Max Winograd, VP for connected products at manufacturing specialist Avery Dennison, says both approaches are important. “Trust is a foundational element in every business relationship but firm metrics are needed to ensure that these standards are adhered to.”
He adds that genuine traceability means companies can prove where their components originated, can demonstrate regulatory compliance in all markets where products are made and sold and can show that environmental and ethical considerations have been followed.
For Harrison, metrics are essential, even if they’re not used as hard targets. Instead, they can be useful for showing progress, especially early in the relationship: “Sustainability is a long-term goal and, as such, continuous improvement is key in the short term. Then it’s about hitting targets in the long term.”
At flooring manufacturer Interface, a supplier code of conduct requires everyone along the supply chain to comply with all relevant environmental regulations and conduct operations in ways that minimise the impact on the environment. The company is helping 26 priority suppliers to identify projects in their operations to reduce greenhouse gases and is providing technical support to reduce the carbon footprint of manufacturing.
“[We share] lessons we’ve learned and [collaborate] on potential solutions or new approaches, including sourcing alternative raw materials,” says Erin Meezan, Interface’s chief sustainability officer. “We are capturing more detailed life-cycle assessment data on the [26 suppliers’] materials to understand their carbon impacts better. These assessments will form a baseline that allows our supply chain team to develop a strategy to reduce carbon across that ecosystem.”
But what about complicated, cross-border supply chains where monitoring, oversight and communication are all more of a challenge? Thankfully, this is where technology can play a greater role.
Automating processes, such as questionnaires for stakeholders to complete during the movement of goods, and even live location analytics, can flag up risks. If compliance can be checked in real time, concerns can be managed before they become bigger issues.
“With mobility analytics, companies can evaluate their supply chain networks, improve site selection for warehouses or distribution centres, and better understand supplier performance, which all can lead to a smaller carbon footprint,” says Jeff White, co-founder and CEO of location intelligence provider Gravy Analytics.
“For example, location analytics can help companies understand truck traffic patterns within their supply chain and determine where bottlenecks might be occurring. With these insights, organisations could address logistics issues to reduce overall carbon emissions.”
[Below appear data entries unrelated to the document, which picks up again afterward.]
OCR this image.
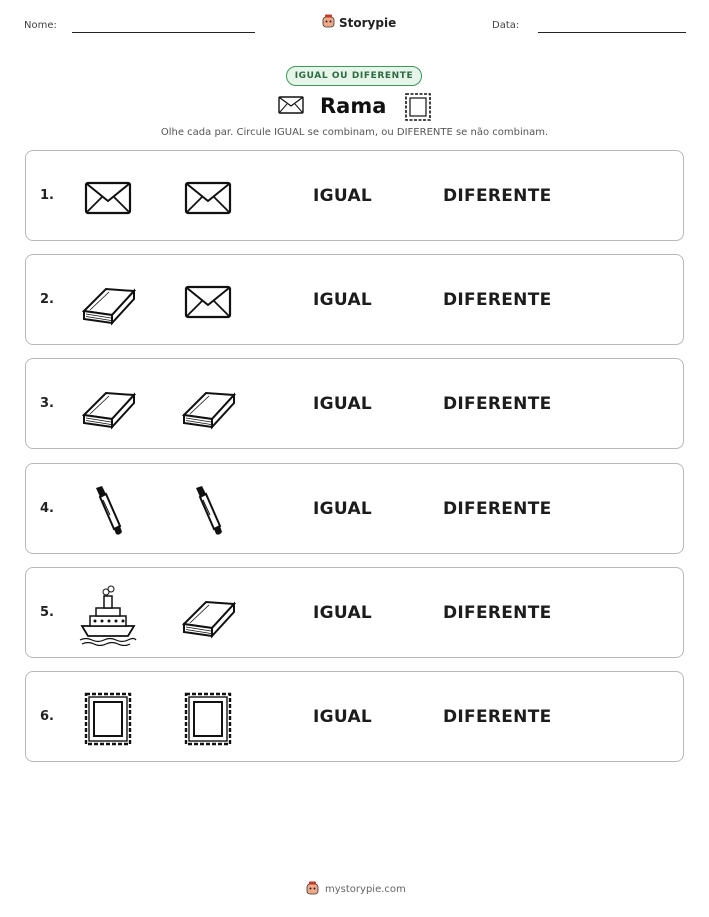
Nome:	Storypie	Data:
IGUAL OU DIFERENTE
Rama
Olhe cada par. Circule IGUAL se combinam, ou DIFERENTE se não combinam.
1.	IGUAL	DIFERENTE
2.	IGUAL	DIFERENTE
3.	IGUAL	DIFERENTE
4.	IGUAL	DIFERENTE
5.	IGUAL	DIFERENTE
6.	IGUAL	DIFERENTE
mystorypie.com
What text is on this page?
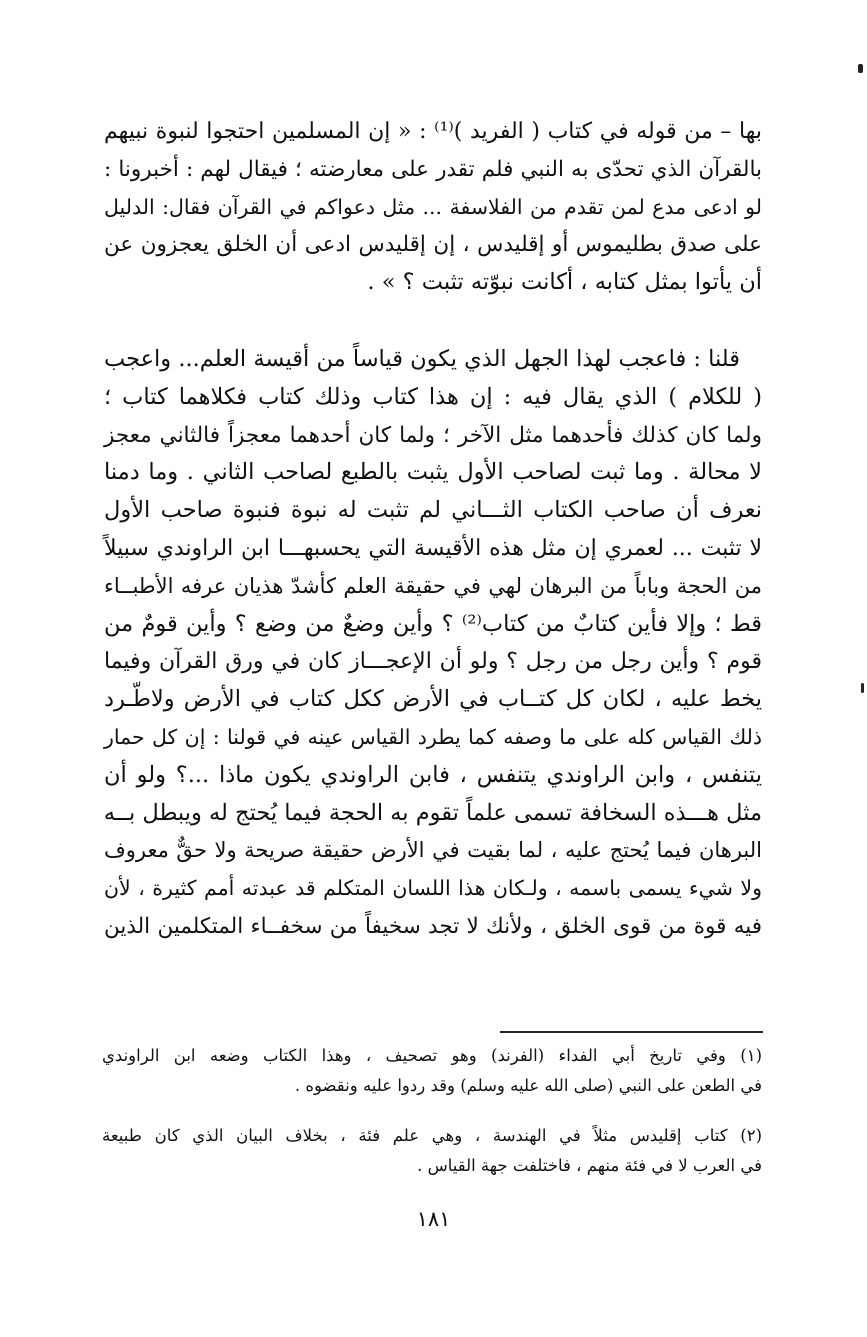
بها – من قوله في كتاب ( الفريد )⁽¹⁾ : « إن المسلمين احتجوا لنبوة نبيهم
بالقرآن الذي تحدّى به النبي فلم تقدر على معارضته ؛ فيقال لهم : أخبرونا :
لو ادعى مدع لمن تقدم من الفلاسفة ... مثل دعواكم في القرآن فقال: الدليل
على صدق بطليموس أو إقليدس ، إن إقليدس ادعى أن الخلق يعجزون عن
أن يأتوا بمثل كتابه ، أكانت نبوّته تثبت ؟ » .

قلنا : فاعجب لهذا الجهل الذي يكون قياساً من أقيسة العلم... واعجب
( للكلام ) الذي يقال فيه : إن هذا كتاب وذلك كتاب فكلاهما كتاب ؛
ولما كان كذلك فأحدهما مثل الآخر ؛ ولما كان أحدهما معجزاً فالثاني معجز
لا محالة . وما ثبت لصاحب الأول يثبت بالطبع لصاحب الثاني . وما دمنا
نعرف أن صاحب الكتاب الثـــاني لم تثبت له نبوة فنبوة صاحب الأول
لا تثبت ... لعمري إن مثل هذه الأقيسة التي يحسبهـــا ابن الراوندي سبيلاً
من الحجة وباباً من البرهان لهي في حقيقة العلم كأشدّ هذيان عرفه الأطبــاء
قط ؛ وإلا فأين كتابٌ من كتاب⁽²⁾ ؟ وأين وضعٌ من وضع ؟ وأين قومٌ من
قوم ؟ وأين رجل من رجل ؟ ولو أن الإعجـــاز كان في ورق القرآن وفيما
يخط عليه ، لكان كل كتــاب في الأرض ككل كتاب في الأرض ولاطّـرد
ذلك القياس كله على ما وصفه كما يطرد القياس عينه في قولنا : إن كل حمار
يتنفس ، وابن الراوندي يتنفس ، فابن الراوندي يكون ماذا ...؟ ولو أن
مثل هـــذه السخافة تسمى علماً تقوم به الحجة فيما يُحتج له ويبطل بــه
البرهان فيما يُحتج عليه ، لما بقيت في الأرض حقيقة صريحة ولا حقٌّ معروف
ولا شيء يسمى باسمه ، ولـكان هذا اللسان المتكلم قد عبدته أمم كثيرة ، لأن
فيه قوة من قوى الخلق ، ولأنك لا تجد سخيفاً من سخفــاء المتكلمين الذين

(١) وفي تاريخ أبي الفداء (الفرند) وهو تصحيف ، وهذا الكتاب وضعه ابن الراوندي
في الطعن على النبي (صلى الله عليه وسلم) وقد ردوا عليه ونقضوه .

(٢) كتاب إقليدس مثلاً في الهندسة ، وهي علم فئة ، بخلاف البيان الذي كان طبيعة
في العرب لا في فئة منهم ، فاختلفت جهة القياس .

١٨١
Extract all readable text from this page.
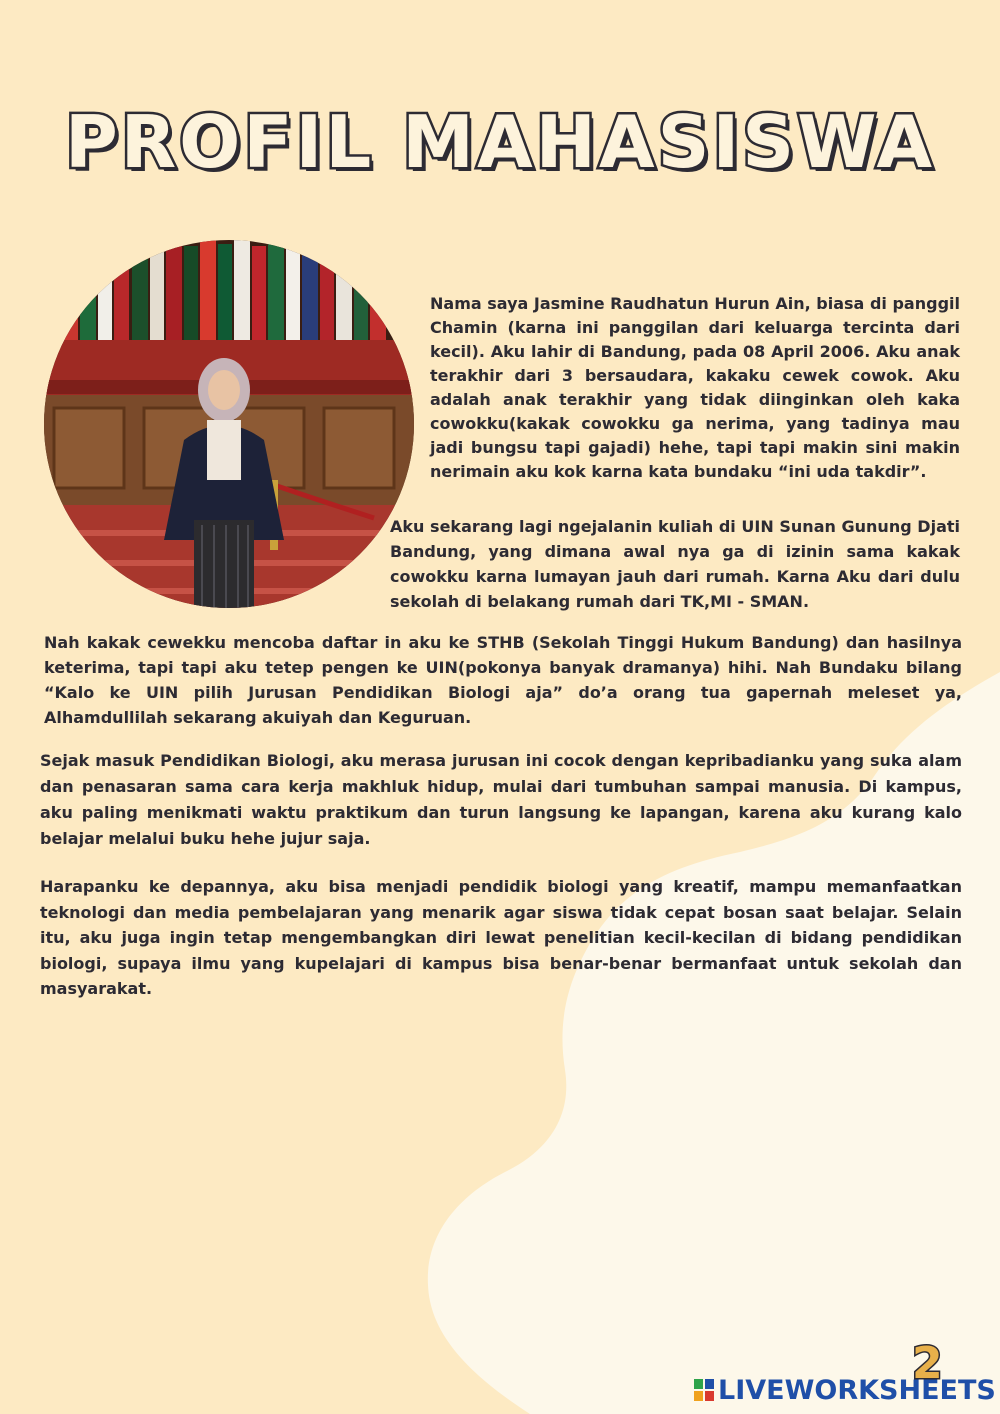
PROFIL MAHASISWA

Nama saya Jasmine Raudhatun Hurun Ain, biasa di panggil Chamin (karna ini panggilan dari keluarga tercinta dari kecil). Aku lahir di Bandung, pada 08 April 2006. Aku anak terakhir dari 3 bersaudara, kakaku cewek cowok. Aku adalah anak terakhir yang tidak diinginkan oleh kaka cowokku(kakak cowokku ga nerima, yang tadinya mau jadi bungsu tapi gajadi) hehe, tapi tapi makin sini makin nerimain aku kok karna kata bundaku “ini uda takdir”.

Aku sekarang lagi ngejalanin kuliah di UIN Sunan Gunung Djati Bandung, yang dimana awal nya ga di izinin sama kakak cowokku karna lumayan jauh dari rumah. Karna Aku dari dulu sekolah di belakang rumah dari TK,MI - SMAN.

Nah kakak cewekku mencoba daftar in aku ke STHB (Sekolah Tinggi Hukum Bandung) dan hasilnya keterima, tapi tapi aku tetep pengen ke UIN(pokonya banyak dramanya) hihi. Nah Bundaku bilang “Kalo ke UIN pilih Jurusan Pendidikan Biologi aja” do’a orang tua gapernah meleset ya, Alhamdullilah sekarang akuiyah dan Keguruan.

Sejak masuk Pendidikan Biologi, aku merasa jurusan ini cocok dengan kepribadianku yang suka alam dan penasaran sama cara kerja makhluk hidup, mulai dari tumbuhan sampai manusia. Di kampus, aku paling menikmati waktu praktikum dan turun langsung ke lapangan, karena aku kurang kalo belajar melalui buku hehe jujur saja.

Harapanku ke depannya, aku bisa menjadi pendidik biologi yang kreatif, mampu memanfaatkan teknologi dan media pembelajaran yang menarik agar siswa tidak cepat bosan saat belajar. Selain itu, aku juga ingin tetap mengembangkan diri lewat penelitian kecil-kecilan di bidang pendidikan biologi, supaya ilmu yang kupelajari di kampus bisa benar-benar bermanfaat untuk sekolah dan masyarakat.

2
LIVEWORKSHEETS
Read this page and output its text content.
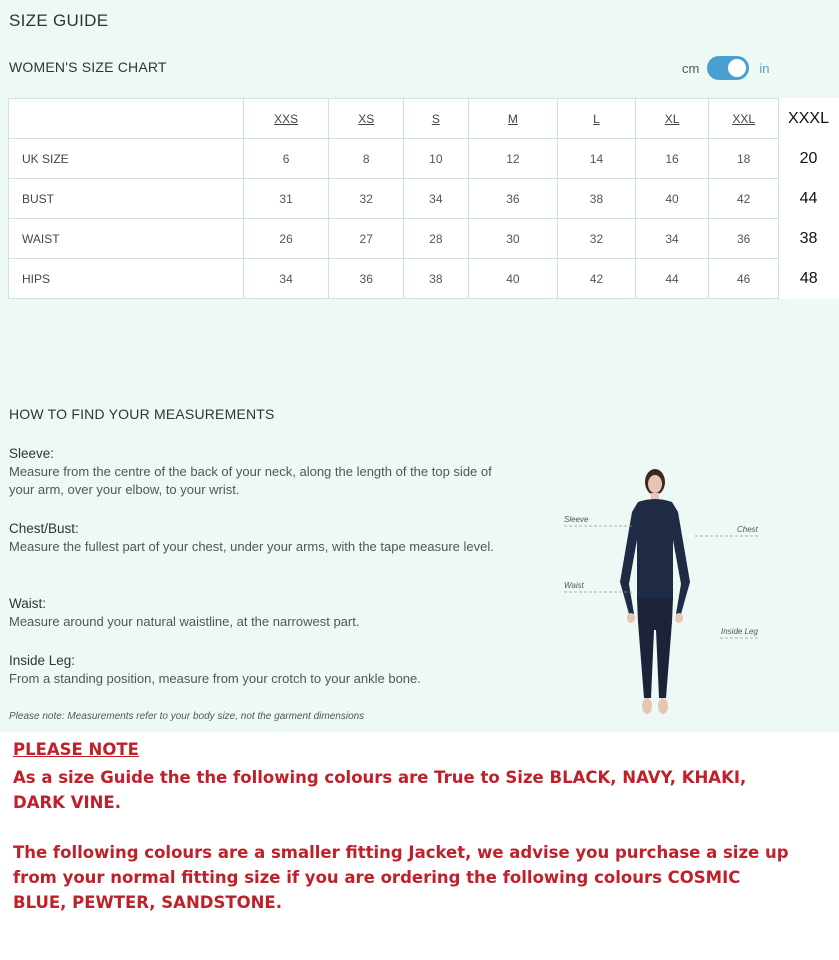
SIZE GUIDE
WOMEN'S SIZE CHART	cm	in
	XXS	XS	S	M	L	XL	XXL	XXXL
UK SIZE	6	8	10	12	14	16	18	20
BUST	31	32	34	36	38	40	42	44
WAIST	26	27	28	30	32	34	36	38
HIPS	34	36	38	40	42	44	46	48
HOW TO FIND YOUR MEASUREMENTS
Sleeve:
Measure from the centre of the back of your neck, along the length of the top side of your arm, over your elbow, to your wrist.
Chest/Bust:
Measure the fullest part of your chest, under your arms, with the tape measure level.
Waist:
Measure around your natural waistline, at the narrowest part.
Inside Leg:
From a standing position, measure from your crotch to your ankle bone.
Please note: Measurements refer to your body size, not the garment dimensions
Sleeve
Waist
Chest
Inside Leg
PLEASE NOTE
As a size Guide the the following colours are True to Size BLACK, NAVY, KHAKI, DARK VINE.
The following colours are a smaller fitting Jacket, we advise you purchase a size up from your normal fitting size if you are ordering the following colours COSMIC BLUE, PEWTER, SANDSTONE.
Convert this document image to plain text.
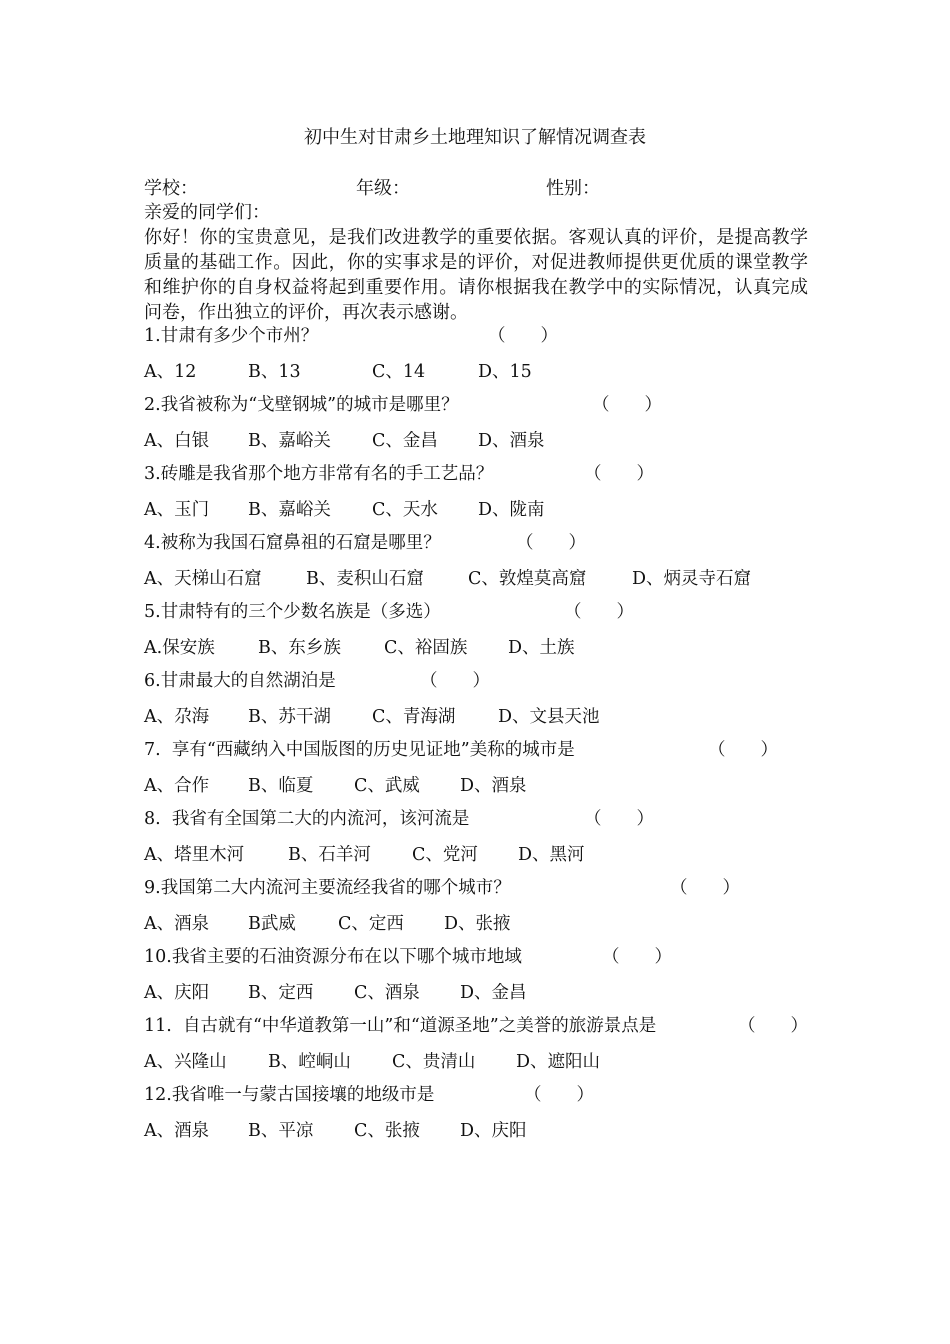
初中生对甘肃乡土地理知识了解情况调查表
学校：	年级：	性别：
亲爱的同学们：
你好！你的宝贵意见，是我们改进教学的重要依据。客观认真的评价，是提高教学质量的基础工作。因此，你的实事求是的评价，对促进教师提供更优质的课堂教学和维护你的自身权益将起到重要作用。请你根据我在教学中的实际情况，认真完成问卷，作出独立的评价，再次表示感谢。
1.甘肃有多少个市州？	（　　）
A、12	B、13	C、14	D、15
2.我省被称为“戈壁钢城”的城市是哪里？	（　　）
A、白银 B、嘉峪关 C、金昌 D、酒泉
3.砖雕是我省那个地方非常有名的手工艺品？	（　　）
A、玉门 B、嘉峪关 C、天水 D、陇南
4.被称为我国石窟鼻祖的石窟是哪里？	（　　）
A、天梯山石窟	B、麦积山石窟	C、敦煌莫高窟	D、炳灵寺石窟
5.甘肃特有的三个少数名族是（多选）	（　　）
A.保安族 B、东乡族 C、裕固族 D、土族
6.甘肃最大的自然湖泊是	（　　）
A、尕海 B、苏干湖 C、青海湖 D、文县天池
7.  享有“西藏纳入中国版图的历史见证地”美称的城市是	（　　）
A、合作 B、临夏 C、武威 D、酒泉
8.  我省有全国第二大的内流河，该河流是	（　　）
A、塔里木河	B、石羊河 C、党河 D、黑河
9.我国第二大内流河主要流经我省的哪个城市？	（　　）
A、酒泉 B武威 C、定西 D、张掖
10.我省主要的石油资源分布在以下哪个城市地域	（　　）
A、庆阳 B、定西 C、酒泉 D、金昌
11.  自古就有“中华道教第一山”和“道源圣地”之美誉的旅游景点是	（　　）
A、兴隆山 B、崆峒山 C、贵清山 D、遮阳山
12.我省唯一与蒙古国接壤的地级市是	（　　）
A、酒泉 B、平凉 C、张掖 D、庆阳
Interface’s Meezan agrees, noting that leveraging real data “is the most effective way to move the needle on achieving sustainability in our supply chain”.
“We encourage our suppliers to measure their impacts by establishing tools like greenhouse gas inventories, as well as developing strong assessments of their current impacts through life cycle assessments,” explains Meezan. “Given that the raw materials in our products contribute the bulk of our impact, life cycle assessment data helps us – and our suppliers – understand the impacts.”
Introducing the right technology, then, along with fostering a culture of trust and open communication, can not only help companies choose the right partners, but also retain relationships with existing partners.
As Bob Glotfelty, chief growth officer at supply chain fintech company Taulia, puts it: “Since changing suppliers can be disruptive to the business or, in some cases, isn’t even possible, many businesses focus on encouraging improvements by their existing suppliers to match their commitment to sustainability.”